Mr. Guterres "will take charge of an organisation close to political bankruptcy," said Richard Gowan, a UN expert at Columbia University. The Syrian catastrophe, he said, marks "the worst institutional crisis the Security Council has seen since the Iraq war". Yet the secretary-general is a persuader and fixer, not a global boss. He is "not a politician with an election victory under [his] belt but a civil servant with 193 stroppy masters," said Lord Malloch-Brown, a former UK government minister who was the UN's deputy secretary-general in 2006.

As the new leader of UN, he will have to reinforce the UN's three main pillars: economic development, human rights, and peace. This last is the hardest and trickiest—case in point: Syria. However frail the UN may seem, it is still the global body with by far the widest reach and heaviest weight. With 100,000-plus blue-helmeted soldiers and police on a number of peacekeeping missions around the world, it is best equipped as a neutral authority for stopping wars.

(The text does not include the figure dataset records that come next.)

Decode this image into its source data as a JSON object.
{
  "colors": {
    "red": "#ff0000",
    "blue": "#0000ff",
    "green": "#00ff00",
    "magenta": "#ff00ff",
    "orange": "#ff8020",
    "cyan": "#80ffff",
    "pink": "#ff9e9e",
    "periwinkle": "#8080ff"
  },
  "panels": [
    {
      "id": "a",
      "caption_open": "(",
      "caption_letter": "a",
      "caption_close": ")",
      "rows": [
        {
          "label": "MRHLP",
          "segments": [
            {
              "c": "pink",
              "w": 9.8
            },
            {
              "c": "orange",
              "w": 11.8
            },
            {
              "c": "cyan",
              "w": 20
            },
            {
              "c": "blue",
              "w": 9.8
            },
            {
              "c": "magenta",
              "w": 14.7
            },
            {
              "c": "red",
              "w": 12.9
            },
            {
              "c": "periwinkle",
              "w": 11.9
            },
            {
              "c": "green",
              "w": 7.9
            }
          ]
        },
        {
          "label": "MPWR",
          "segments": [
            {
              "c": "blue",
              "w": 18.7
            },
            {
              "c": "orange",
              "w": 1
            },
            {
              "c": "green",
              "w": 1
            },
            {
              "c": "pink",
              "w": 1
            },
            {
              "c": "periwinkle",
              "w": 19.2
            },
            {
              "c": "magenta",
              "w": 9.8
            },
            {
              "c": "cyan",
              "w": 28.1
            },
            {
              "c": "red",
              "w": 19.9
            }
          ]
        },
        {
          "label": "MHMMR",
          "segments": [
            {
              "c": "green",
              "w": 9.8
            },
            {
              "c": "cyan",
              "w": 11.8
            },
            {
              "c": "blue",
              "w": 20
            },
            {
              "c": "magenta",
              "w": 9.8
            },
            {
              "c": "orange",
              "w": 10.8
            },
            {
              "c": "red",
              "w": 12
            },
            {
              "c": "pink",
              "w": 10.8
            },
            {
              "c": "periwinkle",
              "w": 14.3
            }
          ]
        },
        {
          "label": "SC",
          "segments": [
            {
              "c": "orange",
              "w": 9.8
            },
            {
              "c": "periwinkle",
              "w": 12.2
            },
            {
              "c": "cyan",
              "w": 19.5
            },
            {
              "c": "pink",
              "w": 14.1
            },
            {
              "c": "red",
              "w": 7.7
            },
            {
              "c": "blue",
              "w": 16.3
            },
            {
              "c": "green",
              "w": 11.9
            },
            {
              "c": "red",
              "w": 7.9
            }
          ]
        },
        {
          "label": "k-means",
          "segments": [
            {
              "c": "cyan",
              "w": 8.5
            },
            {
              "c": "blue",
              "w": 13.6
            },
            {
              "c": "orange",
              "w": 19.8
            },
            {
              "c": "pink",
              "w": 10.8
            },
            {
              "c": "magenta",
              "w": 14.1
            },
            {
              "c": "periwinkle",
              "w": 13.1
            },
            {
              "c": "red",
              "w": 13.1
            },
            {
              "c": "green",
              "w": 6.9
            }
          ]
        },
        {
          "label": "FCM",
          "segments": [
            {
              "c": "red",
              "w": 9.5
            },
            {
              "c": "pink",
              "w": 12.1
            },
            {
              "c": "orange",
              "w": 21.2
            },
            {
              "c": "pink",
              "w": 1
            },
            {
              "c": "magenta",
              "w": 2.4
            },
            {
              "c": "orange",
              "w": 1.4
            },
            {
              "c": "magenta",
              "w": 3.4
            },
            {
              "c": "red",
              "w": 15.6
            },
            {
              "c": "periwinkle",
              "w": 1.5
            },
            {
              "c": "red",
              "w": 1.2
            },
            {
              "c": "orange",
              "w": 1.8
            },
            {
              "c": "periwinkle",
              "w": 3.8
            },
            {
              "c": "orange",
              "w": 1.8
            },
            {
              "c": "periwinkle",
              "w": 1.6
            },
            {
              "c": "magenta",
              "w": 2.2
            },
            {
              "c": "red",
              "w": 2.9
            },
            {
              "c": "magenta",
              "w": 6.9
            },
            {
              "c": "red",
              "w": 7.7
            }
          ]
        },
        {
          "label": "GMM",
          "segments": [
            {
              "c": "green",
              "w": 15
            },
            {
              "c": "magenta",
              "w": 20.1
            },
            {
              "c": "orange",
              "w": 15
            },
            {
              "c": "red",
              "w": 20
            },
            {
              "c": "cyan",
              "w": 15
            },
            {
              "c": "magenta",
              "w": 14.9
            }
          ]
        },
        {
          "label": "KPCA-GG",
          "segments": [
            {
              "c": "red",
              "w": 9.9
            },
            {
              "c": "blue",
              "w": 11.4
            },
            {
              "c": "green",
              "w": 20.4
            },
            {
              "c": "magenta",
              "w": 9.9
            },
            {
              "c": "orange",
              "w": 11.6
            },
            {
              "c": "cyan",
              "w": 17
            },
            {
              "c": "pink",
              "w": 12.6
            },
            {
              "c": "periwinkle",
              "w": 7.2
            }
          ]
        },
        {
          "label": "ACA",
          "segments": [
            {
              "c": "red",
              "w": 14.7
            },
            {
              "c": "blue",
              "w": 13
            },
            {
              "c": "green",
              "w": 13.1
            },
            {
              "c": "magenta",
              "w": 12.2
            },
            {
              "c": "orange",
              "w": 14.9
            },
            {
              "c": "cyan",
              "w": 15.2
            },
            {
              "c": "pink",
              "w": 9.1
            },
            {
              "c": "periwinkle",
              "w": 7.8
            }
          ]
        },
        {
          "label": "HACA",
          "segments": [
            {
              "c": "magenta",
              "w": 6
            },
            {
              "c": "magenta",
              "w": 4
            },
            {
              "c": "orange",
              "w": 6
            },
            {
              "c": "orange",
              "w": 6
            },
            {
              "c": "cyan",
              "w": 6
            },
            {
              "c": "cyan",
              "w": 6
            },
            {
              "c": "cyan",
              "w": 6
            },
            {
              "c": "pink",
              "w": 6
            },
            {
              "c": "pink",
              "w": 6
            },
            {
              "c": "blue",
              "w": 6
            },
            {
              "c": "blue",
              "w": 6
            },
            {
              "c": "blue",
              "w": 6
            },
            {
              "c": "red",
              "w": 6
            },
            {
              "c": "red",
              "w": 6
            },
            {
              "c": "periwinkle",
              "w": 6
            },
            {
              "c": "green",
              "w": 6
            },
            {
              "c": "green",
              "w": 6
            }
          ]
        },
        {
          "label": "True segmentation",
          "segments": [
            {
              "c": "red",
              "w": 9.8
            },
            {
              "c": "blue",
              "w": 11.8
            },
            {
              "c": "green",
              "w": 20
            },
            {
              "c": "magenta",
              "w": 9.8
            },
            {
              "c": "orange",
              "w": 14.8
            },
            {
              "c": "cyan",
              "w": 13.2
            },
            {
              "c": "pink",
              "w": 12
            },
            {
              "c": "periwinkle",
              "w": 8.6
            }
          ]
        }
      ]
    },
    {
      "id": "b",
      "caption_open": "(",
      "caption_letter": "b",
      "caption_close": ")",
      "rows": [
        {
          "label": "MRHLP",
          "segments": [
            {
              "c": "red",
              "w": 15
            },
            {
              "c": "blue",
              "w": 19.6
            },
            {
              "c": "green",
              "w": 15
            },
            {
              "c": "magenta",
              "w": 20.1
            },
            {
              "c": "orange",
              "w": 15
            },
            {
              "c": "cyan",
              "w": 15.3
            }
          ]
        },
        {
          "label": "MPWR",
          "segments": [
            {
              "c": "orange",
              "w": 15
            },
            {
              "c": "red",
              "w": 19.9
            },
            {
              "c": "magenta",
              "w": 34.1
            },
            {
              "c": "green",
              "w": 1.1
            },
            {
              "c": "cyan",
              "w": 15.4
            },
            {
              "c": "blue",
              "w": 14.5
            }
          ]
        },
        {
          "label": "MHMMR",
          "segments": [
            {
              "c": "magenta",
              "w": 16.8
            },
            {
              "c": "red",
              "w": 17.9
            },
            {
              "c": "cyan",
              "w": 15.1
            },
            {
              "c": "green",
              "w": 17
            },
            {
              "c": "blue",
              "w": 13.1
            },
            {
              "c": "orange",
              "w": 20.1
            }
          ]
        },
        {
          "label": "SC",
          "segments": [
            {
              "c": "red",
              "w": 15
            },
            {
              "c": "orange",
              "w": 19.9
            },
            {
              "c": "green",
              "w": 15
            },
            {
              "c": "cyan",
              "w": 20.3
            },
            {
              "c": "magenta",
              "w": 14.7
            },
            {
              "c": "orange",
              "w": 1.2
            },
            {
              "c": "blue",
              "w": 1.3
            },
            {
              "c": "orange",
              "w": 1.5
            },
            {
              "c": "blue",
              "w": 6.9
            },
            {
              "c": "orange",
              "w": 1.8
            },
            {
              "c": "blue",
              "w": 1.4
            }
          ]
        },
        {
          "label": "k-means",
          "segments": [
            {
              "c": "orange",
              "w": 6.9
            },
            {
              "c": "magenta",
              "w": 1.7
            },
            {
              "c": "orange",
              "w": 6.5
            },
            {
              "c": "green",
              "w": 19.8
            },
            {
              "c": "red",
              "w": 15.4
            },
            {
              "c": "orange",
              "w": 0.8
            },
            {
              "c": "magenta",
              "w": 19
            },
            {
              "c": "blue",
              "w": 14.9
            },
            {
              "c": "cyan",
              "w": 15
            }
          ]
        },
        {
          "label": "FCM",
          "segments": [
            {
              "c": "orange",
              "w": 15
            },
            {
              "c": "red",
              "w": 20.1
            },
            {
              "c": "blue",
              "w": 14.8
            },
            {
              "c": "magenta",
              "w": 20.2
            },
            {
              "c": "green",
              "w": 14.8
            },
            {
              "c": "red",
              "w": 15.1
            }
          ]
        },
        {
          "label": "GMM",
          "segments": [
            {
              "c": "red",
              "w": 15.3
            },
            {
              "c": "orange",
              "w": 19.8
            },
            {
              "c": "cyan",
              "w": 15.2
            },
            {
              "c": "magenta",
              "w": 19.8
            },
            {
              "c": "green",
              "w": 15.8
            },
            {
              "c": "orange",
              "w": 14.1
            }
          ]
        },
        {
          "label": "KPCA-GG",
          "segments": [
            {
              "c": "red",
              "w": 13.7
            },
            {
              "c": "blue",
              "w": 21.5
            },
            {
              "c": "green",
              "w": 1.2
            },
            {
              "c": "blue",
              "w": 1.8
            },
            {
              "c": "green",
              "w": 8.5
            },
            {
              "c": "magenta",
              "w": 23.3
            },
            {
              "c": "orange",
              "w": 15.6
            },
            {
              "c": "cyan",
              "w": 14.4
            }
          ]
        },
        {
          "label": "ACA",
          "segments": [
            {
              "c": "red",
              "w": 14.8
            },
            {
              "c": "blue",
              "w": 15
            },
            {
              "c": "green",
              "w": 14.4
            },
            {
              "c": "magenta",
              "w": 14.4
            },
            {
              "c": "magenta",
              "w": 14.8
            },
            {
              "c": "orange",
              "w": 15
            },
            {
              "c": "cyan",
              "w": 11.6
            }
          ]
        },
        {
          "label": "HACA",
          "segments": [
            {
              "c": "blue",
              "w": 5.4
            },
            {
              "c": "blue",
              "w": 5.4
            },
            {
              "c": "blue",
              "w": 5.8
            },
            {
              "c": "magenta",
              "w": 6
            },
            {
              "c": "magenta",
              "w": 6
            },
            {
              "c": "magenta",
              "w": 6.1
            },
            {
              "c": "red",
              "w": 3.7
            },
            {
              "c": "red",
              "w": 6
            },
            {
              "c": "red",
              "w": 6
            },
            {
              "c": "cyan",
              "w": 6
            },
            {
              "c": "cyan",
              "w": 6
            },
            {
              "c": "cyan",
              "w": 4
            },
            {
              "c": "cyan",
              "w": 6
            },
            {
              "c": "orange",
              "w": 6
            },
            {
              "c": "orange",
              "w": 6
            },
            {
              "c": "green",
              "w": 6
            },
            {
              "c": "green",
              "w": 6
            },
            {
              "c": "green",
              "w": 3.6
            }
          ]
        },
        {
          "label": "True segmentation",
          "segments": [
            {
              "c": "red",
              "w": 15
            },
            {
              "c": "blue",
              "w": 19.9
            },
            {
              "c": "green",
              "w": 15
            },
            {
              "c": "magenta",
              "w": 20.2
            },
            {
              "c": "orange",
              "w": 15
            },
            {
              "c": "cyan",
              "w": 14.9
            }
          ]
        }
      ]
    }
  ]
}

His greatest challenge, however, will almost certainly lie in how he deals with the Trump administration. Even as he needs commitment from the United States, the single largest funder of the United Nations, he will be under pressure to call out US leaders if they defy the basic values of the UN Charter, including "respect, human rights, tolerance and solidarity," as he described them to the packed General Assembly hall on Monday.

"The threats to these values are most often based on fear," he said. "Our duty to the people we serve is to work together to move from fear of each other to trust in each other. Trust in the values that bind us, and trust in the institutions that serve and protect us."

Mr. Guterres has to find a way to ensure that the incoming US president does not cut US funding for the UN or undermine the institution as a solution to larger problems of the world. The third quandary is Syria, which Mr Guterres staked out as his top priority when he campaigned for the job. US President-elect Donald Trump has suggested he wants to join Russia in retreating IS from Syria, even if that means keeping Assad in power. If he does that, Mr. Guterres, a seasoned politician who has cast himself as a champion of human rights, will face the prospect of endorsing a leader who is widely accused of committing war crimes.

On Monday at the UN, he laid out his priorities while reassuring big powers that he has their interests at heart. He also said he would make the UN more "nimble" and "efficient" and promised "management reform," another name for cost-cutting.

The UN chief will have no time to catch his breath.

 

The writer is a member of the Editorial Team.